Blackstone enters the crypto world: investment in Bitcoin ETF


Blackstone, the largest alternative asset manager in the world, has taken a significant step in the crypto sector, marking a change of course from its historical prudence towards digital assets. 

According to a document filed on May 20 with the United States Securities and Exchange Commission (SEC), the company made its first direct investment in a Bitcoin ETF, purchasing shares of BlackRock‘s iShares Bitcoin Trust (IBIT).

Details of Blackstone’s crypto investment: IBIT, BITO, and Bitcoin Depot

As of March 31, Blackstone held 23,094 shares of IBIT, with a total value of approximately 1.08 million dollars

This investment has been included within the Alternative Multi-Strategy Fund (BTMIX), which has a total asset of 2.63 billion dollars. It is the company’s first official exposure to Bitcoin through regulated financial instruments.

But Blackstone’s interest did not stop there. The company also purchased 9,889 shares of the ProShares Bitcoin ETF (BITO), valued at 181,166 dollars. 

Additionally, he purchased a small stake in Bitcoin Depot Inc. (BTM), an operator of cryptocurrency ATMs, with 4,300 shares valued at 6,300 dollars.

Although the figures are relatively small compared to the 1.200 miliardi di dollari of assets managed by Blackstone, the gesture represents a clear signal: the financial giant is beginning to actively explore the world of cryptocurrencies.

The entry of Blackstone into the cryptocurrency market marks a clear change of direction compared to the past statements of its CEO, Steve Schwarzman

In 2019, Schwarzman had expressed skepticism towards the sector, stating: “I grew up in a world where someone has to control currencies,” and admitting to having difficulty understanding the technology behind cryptocurrencies.

However, the growing demand for institutional access to digital assets has likely pushed even the most conservative to reconsider their positions. 

Investment in regulated ETFs represents a safe and compliant way to gain exposure to Bitcoin, without having to directly face the technical complexity of managing cryptocurrencies.
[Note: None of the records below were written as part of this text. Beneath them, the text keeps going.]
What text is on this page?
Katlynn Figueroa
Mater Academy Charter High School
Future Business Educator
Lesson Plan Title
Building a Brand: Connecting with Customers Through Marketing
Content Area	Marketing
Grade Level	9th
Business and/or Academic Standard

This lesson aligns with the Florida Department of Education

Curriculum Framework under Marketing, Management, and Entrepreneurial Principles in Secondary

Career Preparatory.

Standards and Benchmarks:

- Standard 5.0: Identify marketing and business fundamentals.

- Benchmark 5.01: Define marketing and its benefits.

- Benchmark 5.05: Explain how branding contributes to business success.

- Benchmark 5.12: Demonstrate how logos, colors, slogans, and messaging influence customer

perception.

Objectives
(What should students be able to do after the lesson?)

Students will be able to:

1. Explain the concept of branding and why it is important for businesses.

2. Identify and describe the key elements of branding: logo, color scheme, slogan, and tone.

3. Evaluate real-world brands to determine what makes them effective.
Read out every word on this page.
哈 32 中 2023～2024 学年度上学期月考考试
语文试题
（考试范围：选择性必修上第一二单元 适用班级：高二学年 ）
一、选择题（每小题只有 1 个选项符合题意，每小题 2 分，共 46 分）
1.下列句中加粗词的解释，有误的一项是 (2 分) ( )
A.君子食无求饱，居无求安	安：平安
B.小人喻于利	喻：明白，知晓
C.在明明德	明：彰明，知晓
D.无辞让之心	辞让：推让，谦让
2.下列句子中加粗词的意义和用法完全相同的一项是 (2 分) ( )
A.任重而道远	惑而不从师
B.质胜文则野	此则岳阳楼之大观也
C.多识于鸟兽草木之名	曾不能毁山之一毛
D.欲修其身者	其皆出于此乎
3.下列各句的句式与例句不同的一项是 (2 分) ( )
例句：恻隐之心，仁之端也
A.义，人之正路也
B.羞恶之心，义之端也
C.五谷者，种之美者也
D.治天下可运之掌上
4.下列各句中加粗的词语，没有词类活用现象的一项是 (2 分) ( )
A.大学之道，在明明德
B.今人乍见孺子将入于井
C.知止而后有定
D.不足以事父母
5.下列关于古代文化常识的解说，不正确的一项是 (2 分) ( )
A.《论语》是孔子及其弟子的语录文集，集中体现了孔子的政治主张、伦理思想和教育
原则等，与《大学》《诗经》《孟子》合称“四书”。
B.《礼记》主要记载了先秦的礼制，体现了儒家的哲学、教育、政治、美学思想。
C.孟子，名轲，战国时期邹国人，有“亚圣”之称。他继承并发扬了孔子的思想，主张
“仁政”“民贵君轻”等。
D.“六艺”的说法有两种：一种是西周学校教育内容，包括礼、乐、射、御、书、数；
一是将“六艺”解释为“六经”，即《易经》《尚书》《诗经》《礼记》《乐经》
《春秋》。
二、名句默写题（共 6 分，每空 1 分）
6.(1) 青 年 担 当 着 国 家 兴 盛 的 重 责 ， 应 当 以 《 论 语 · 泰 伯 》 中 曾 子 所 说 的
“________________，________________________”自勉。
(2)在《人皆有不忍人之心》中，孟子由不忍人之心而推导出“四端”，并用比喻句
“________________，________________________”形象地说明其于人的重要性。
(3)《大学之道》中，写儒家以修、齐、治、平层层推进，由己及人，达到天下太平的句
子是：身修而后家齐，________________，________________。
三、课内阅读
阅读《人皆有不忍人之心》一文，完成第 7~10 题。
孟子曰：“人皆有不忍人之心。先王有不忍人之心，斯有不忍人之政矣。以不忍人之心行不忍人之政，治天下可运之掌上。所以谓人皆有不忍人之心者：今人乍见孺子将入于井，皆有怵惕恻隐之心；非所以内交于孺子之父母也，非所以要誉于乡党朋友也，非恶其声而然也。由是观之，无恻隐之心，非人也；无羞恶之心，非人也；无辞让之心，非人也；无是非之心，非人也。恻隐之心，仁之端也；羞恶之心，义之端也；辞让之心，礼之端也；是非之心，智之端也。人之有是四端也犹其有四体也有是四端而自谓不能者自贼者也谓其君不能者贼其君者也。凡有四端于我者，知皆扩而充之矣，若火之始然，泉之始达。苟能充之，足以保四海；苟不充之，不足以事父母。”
IBIT: the leader among Bitcoin ETFs in the United States

The iShares Bitcoin Trust (IBIT), launched by BlackRock in January 2024, quickly established itself as the leading spot Bitcoin ETF in the United States. 

According to the data from Farside Investors, in mid-May the fund recorded over 46.1 billion dollars in net inflows, without recording any outflow since April 9.

IBIT has significantly outperformed its competitors, such as the Fidelity Bitcoin ETF (FBTC). It has gathered 11.8 billion dollars, and the ARK ETF, which is at a standstill with 2.8 billion dollars in net inflows.

This success has consolidated BlackRock’s position as a leader in the cryptocurrency ETF sector. However, not all institutional investors maintain the same confidence in the long term. 

The Wisconsin Investment Board, one of the first public pension funds in the United States to have exposure to Bitcoin, announced on May 15 that it had completely liquidated its 6 million IBIT shares in the first quarter of the year.

While the major US managers begin to move into the world of cryptocurrencies, international companies are also adopting similar strategies. 

On May 19, the shares of the Indonesian fintech DigiAsia Corp increased by over 91% following the announcement of a plan to raise 100 million dollars to be allocated for the purchase of Bitcoin.

The company, listed on Nasdaq and based in Jakarta, has approved the creation of a treasury reserve in Bitcoin. Specifically, allocating up to 50% of future net profits to the purchase of the cryptocurrency.

Furthermore, DigiAsia is considering a capital increase of up to 100 million dollars to initiate its first acquisitions in Bitcoin.

This move reflects a growing trend among public companies. They see Bitcoin not only as a speculative asset, but also as an alternative capital management strategy.

At the forefront of this movement is Strategy, the company led by Michael Saylor. The latter has recently announced the intention to double its fundraising efforts up to 84 billion dollars to purchase additional Bitcoin.

A strong signal for the future of cryptocurrencies

The entry of Blackstone into the cryptocurrency market, albeit with initial modest investments, represents a paradigm shift for the traditional financial sector. 

The adoption of regulated instruments such as Bitcoin ETFs allows institutional investors to access the world of cryptocurrencies in a secure and compliant manner with the normative.

At the same time, the growing interest from international companies like DigiAsia shows that Bitcoin is gaining ground even as a corporate treasury management tool.

With the increase in institutional demand and the expansion of the supply of financial products linked to cryptocurrencies, 2025 could mark a turning point in the mainstream adoption of digital assets.

And if even giants like Blackstone start to move, the message is clear: the future of finance could be more digital than previously thought.